Avec cet ouvrage de belle facture, érudit, dense de 500 pages, de 200 artistes répertoriés et de 500 reproductions (pour la plupart venant de collections privées), il honore les natures mortes qu’on appelait à l’époque le « petit genre » peu prisé par les collectionneurs, l’Académie royale de peinture et les musées.
Les choses naturelles, une nature détaillée avec une méticulosité infinie, qui célèbrent aussi bien la vie que la mort, sont magnifiquement exposées dans ce livre-musée scindé en deux parties :

Les artistes français du XVIIe siècle
Les artistes étrangers et français de toutes époques

Dans l’introduction, il est dit que la nature morte raconte « la fugacité du temps, la mort ou la simple beauté du monde ».

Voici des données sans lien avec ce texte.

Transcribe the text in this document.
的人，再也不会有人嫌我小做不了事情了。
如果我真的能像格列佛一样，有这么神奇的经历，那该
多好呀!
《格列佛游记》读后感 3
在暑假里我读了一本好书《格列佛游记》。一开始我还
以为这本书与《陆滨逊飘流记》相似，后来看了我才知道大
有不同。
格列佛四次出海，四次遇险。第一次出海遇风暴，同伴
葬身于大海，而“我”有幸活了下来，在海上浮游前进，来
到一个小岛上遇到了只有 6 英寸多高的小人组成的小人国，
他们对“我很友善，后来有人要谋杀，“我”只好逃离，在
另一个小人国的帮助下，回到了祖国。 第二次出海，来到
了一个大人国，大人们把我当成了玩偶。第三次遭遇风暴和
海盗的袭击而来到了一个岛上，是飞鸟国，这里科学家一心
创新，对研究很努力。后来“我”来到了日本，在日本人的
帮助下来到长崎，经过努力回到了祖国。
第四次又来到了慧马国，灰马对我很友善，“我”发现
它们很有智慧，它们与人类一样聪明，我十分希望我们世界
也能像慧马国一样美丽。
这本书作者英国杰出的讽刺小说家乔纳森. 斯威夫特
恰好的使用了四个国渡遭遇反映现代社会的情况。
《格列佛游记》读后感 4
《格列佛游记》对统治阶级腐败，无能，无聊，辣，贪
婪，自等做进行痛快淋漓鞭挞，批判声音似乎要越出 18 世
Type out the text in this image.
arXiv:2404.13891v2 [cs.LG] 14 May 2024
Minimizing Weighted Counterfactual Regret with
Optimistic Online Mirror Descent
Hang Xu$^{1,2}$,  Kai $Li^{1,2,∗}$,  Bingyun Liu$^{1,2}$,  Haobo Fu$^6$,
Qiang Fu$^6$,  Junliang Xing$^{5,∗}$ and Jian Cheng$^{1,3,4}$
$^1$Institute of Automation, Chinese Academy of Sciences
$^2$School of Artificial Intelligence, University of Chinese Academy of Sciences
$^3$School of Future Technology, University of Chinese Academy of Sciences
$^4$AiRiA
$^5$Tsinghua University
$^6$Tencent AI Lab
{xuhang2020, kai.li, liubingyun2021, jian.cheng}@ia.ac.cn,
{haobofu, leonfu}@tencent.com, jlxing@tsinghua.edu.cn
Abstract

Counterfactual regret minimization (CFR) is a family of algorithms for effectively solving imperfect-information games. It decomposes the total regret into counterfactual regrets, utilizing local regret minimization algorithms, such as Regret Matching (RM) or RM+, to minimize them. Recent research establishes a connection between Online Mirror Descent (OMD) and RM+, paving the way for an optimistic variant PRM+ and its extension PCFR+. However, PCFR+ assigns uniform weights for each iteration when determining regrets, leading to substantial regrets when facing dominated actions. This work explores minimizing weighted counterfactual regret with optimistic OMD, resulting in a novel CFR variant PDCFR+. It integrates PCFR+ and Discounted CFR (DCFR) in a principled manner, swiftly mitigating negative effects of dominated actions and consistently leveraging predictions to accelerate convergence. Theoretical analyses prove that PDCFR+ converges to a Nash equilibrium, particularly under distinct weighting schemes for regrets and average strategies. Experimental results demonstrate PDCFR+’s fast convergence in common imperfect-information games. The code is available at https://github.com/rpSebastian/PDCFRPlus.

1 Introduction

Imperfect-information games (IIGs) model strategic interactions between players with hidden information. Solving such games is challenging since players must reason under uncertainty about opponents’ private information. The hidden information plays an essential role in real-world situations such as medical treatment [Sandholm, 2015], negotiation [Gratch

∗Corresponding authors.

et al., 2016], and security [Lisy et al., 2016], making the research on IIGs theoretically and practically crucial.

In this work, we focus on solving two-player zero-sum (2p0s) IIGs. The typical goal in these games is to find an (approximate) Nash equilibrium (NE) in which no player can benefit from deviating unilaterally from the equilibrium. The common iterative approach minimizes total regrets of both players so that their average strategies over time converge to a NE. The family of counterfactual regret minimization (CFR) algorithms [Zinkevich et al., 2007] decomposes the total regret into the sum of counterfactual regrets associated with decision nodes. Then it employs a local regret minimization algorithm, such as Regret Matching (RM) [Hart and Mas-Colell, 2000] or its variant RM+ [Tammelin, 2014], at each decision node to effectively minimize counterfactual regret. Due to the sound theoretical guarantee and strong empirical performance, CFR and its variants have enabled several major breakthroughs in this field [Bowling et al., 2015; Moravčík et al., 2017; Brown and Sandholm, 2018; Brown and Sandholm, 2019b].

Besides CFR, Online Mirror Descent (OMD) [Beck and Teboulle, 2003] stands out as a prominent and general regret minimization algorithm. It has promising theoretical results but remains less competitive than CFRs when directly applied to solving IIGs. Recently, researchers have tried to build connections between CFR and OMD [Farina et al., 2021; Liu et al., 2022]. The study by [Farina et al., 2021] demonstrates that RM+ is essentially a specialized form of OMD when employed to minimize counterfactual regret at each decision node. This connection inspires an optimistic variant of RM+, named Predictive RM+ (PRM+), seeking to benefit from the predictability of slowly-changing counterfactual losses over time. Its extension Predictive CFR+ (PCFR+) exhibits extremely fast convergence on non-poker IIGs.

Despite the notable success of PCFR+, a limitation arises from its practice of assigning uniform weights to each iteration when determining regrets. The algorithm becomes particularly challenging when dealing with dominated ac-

C’est au XVIIe siècle qu’elle prend son essor en Europe, mais Hilliard T. Goldfarb (conservateur en chef adjoint et conservateur des maîtres anciens, musée des Beaux-Arts de Montréal) tient à revenir dans le temps en citant des artistes de la Grèce antique, les enluminures du Moyen-Âge, la Haute Renaissance…
La corbeille de fruits du Caravage est l’un des premiers tableaux présentés dans le livre.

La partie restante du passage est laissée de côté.